Neve abbondante in montagna: accumuli storici sull’Etna

Non solo pioggia. Il ciclone Harry sta portando anche nevicate molto abbondanti, grazie all’ingresso di aria più fredda in quota.

Tra Basilicata e Calabria la neve cadrà copiosa oltre i 900 metri, mentre sui rilievi calabresi gli accumuli aumenteranno sensibilmente sopra i 1.200 metri nella giornata di mercoledì.

Situazione eccezionale sull’Etna, dove oltre i 1.700 metri sono previsti più di 2 metri di neve fresca. Un dato notevole, che testimonia la potenza del sistema ciclonico e la quantità di umidità coinvolta.

Venti di burrasca e mareggiate estreme: le zone più a rischio

Oltre alle precipitazioni, la situazione più critica riguarda vento e mare. Il ciclone sta generando venti di burrasca orientale, con rinforzi di tempesta su Sicilia, Sardegna e Calabria.

Raffiche molto forti interesseranno anche le restanti regioni centro-meridionali, mentre sulla Liguria soffieranno venti settentrionali intensi.

Di conseguenza, i mari risultano:

  • da molto agitati a grossi nello Stretto di Sicilia, nel Canale di Sardegna e nello Ionio meridionale
  • molto agitati negli altri bacini meridionali
  • agitati il Tirreno e il Mar Ligure
  • molto mosso l’Adriatico

Le mareggiate più pericolose sono attese lungo le coste:

  • della Sicilia orientale
  • della Sardegna orientale e meridionale
  • della Calabria ionica (soprattutto da mercoledì)

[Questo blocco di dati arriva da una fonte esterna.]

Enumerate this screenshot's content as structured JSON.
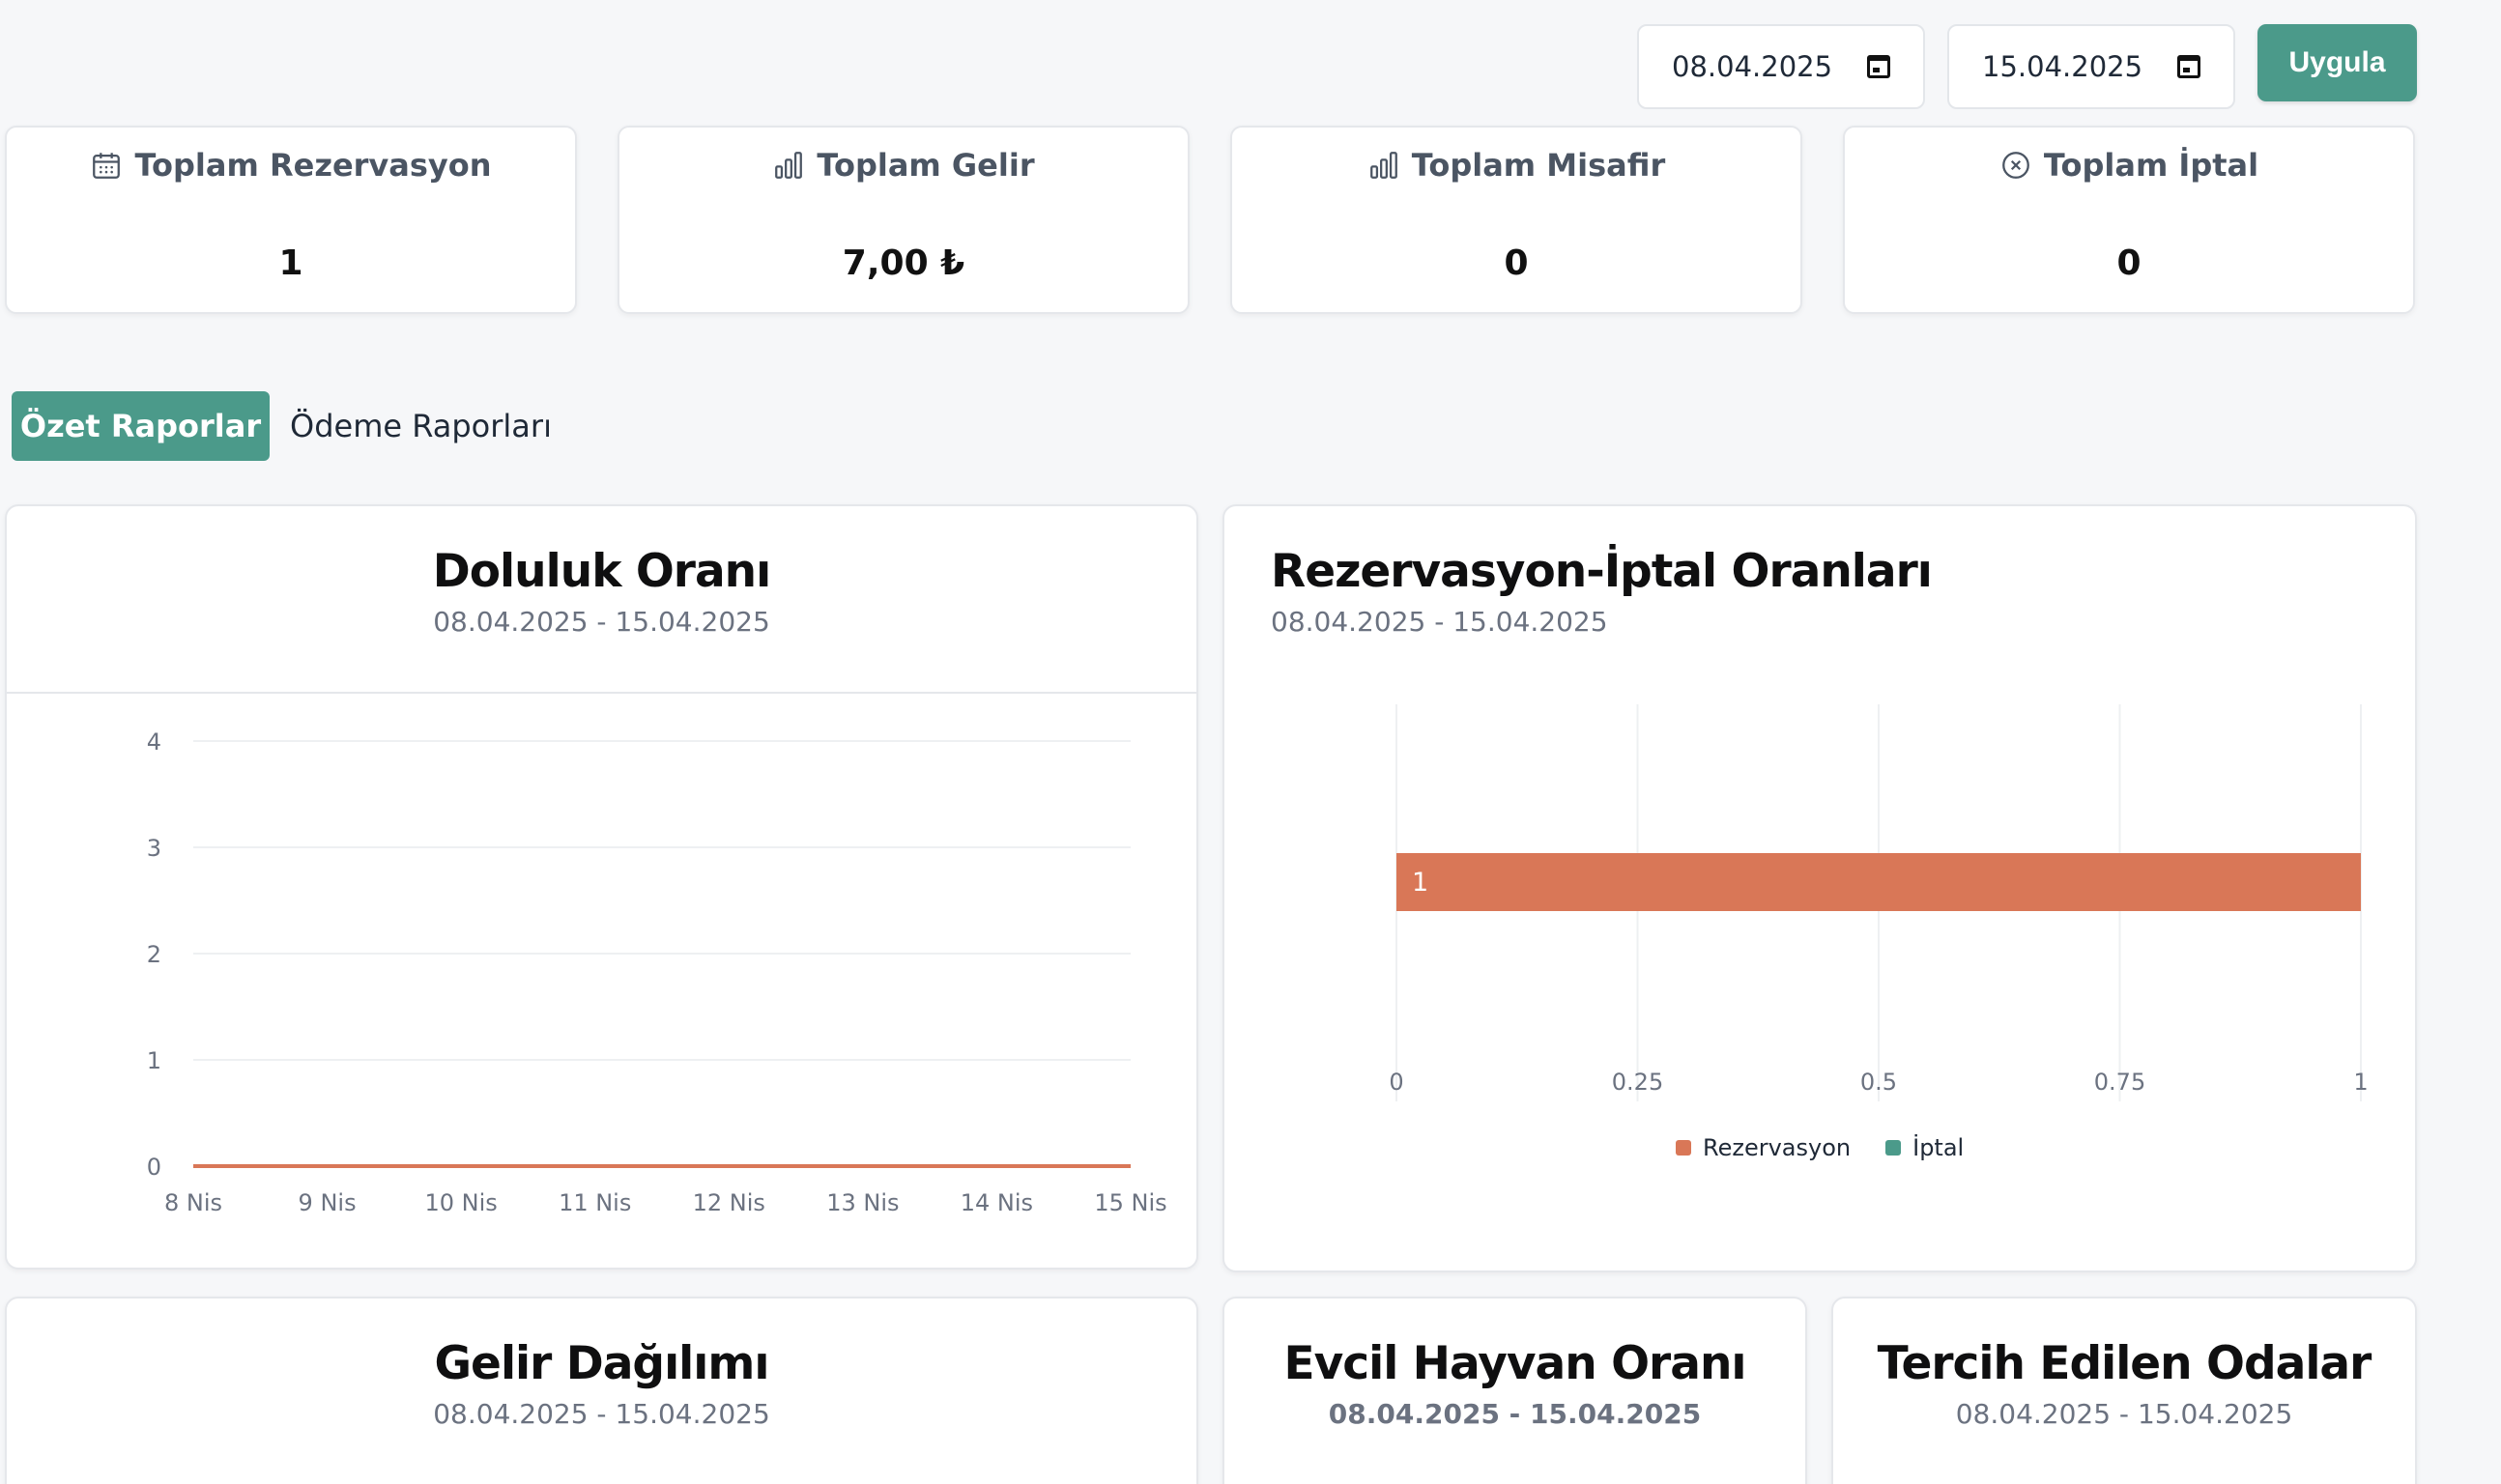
{
  "filters": {
    "start_date": "08.04.2025",
    "end_date": "15.04.2025",
    "apply_label": "Uygula"
  },
  "stats": [
    {
      "icon": "calendar-icon",
      "label": "Toplam Rezervasyon",
      "value": "1"
    },
    {
      "icon": "bar-chart-icon",
      "label": "Toplam Gelir",
      "value": "7,00 ₺"
    },
    {
      "icon": "bar-chart-icon",
      "label": "Toplam Misafir",
      "value": "0"
    },
    {
      "icon": "circle-x-icon",
      "label": "Toplam İptal",
      "value": "0"
    }
  ],
  "tabs": [
    {
      "label": "Özet Raporlar",
      "active": true
    },
    {
      "label": "Ödeme Raporları",
      "active": false
    }
  ],
  "colors": {
    "accent": "#4b9a8a",
    "reservation": "#d97757",
    "cancel": "#4b9a8a"
  },
  "occupancy": {
    "title": "Doluluk Oranı",
    "date_range": "08.04.2025 - 15.04.2025"
  },
  "reservation_cancel": {
    "title": "Rezervasyon-İptal Oranları",
    "date_range": "08.04.2025 - 15.04.2025",
    "legend": [
      "Rezervasyon",
      "İptal"
    ]
  },
  "revenue": {
    "title": "Gelir Dağılımı",
    "date_range": "08.04.2025 - 15.04.2025"
  },
  "pet": {
    "title": "Evcil Hayvan Oranı",
    "date_range": "08.04.2025 - 15.04.2025"
  },
  "rooms": {
    "title": "Tercih Edilen Odalar",
    "date_range": "08.04.2025 - 15.04.2025"
  },
  "chart_data": [
    {
      "type": "line",
      "x": [
        "8 Nis",
        "9 Nis",
        "10 Nis",
        "11 Nis",
        "12 Nis",
        "13 Nis",
        "14 Nis",
        "15 Nis"
      ],
      "series": [
        {
          "values": [
            0,
            0,
            0,
            0,
            0,
            0,
            0,
            0
          ]
        }
      ],
      "yticks": [
        0,
        1,
        2,
        3,
        4
      ],
      "ylim": [
        0,
        4
      ],
      "grid": true
    },
    {
      "type": "bar",
      "orientation": "horizontal",
      "series": [
        {
          "name": "Rezervasyon",
          "values": [
            1
          ],
          "labels": [
            "1"
          ]
        },
        {
          "name": "İptal",
          "values": [
            0
          ]
        }
      ],
      "xticks": [
        "0",
        "0.25",
        "0.5",
        "0.75",
        "1"
      ],
      "xlim": [
        0,
        1
      ],
      "grid": true,
      "legend": "bottom-center"
    }
  ]
}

Le onde potranno raggiungere 6-7 metri, con picchi locali fino a 9 metri sulla punta sud-orientale della Sicilia. Al largo, nello Stretto di Sicilia, non si escludono marosi superiori ai 10 metri, valori rarissimi per il Mediterraneo.

Allerta della Protezione Civile e regole di autoprotezione

La situazione di massima allerta è stata confermata anche dalla Protezione Civile Nazionale, che invita la popolazione alla massima prudenza.

In queste ore è fondamentale rispettare alcune semplici ma vitali regole di autoprotezione:

  • restare lontano da fiumi e torrenti
  • evitare la sosta sotto alberi e strutture instabili
  • non avvicinarsi a coste e moli durante le mareggiate

Anche piccoli spostamenti possono diventare pericolosi in presenza di vento forte e piogge intense.

Quando finirà il maltempo: le previsioni per i prossimi giorni

Mercoledì il ciclone continuerà a colpire il Sud, con particolare accanimento sulla Calabria ionica, dove sono previste ancora piogge abbondanti e venti di burrasca. Proseguiranno anche le nevicate sui monti calabresi.

Solo da giovedì è atteso un graduale miglioramento, con un lento allentamento della morsa del maltempo. Fino ad allora, però, la fase perturbata resterà molto pericolosa tra le Isole Maggiori e l’estremo Sud peninsulare.

Secondo gli esperti, questa ondata di maltempo potrebbe risultare localmente più intensa della Tempesta Vaia del 2018, un confronto che rende bene l’idea della portata dell’evento.

Lo sapevi che…?

  • I cicloni mediterranei vengono spesso chiamati medicanes per la loro somiglianza con gli uragani.
  • Il riscaldamento del mare aumenta la probabilità di eventi meteo estremi anche in inverno.
  • Onde superiori ai 7 metri sono considerate eccezionali nel Mediterraneo.
  • Le Isole Maggiori sono tra le aree più esposte a questo tipo di fenomeni.

FAQ – Le domande più cercate sul ciclone mediterraneo

Cos’è un ciclone mediterraneo?
È un sistema di bassa pressione molto intenso che si sviluppa nel Mediterraneo e può provocare piogge, vento e mareggiate estreme.

Perché questi eventi sono sempre più frequenti?
L’aumento della temperatura del mare fornisce più energia alle tempeste.

Quanto durerà il ciclone Harry?
Almeno fino a mercoledì, con un miglioramento graduale da giovedì.

Quali sono le zone più colpite?
Sicilia, Sardegna e Calabria, in particolare i settori orientali e ionici.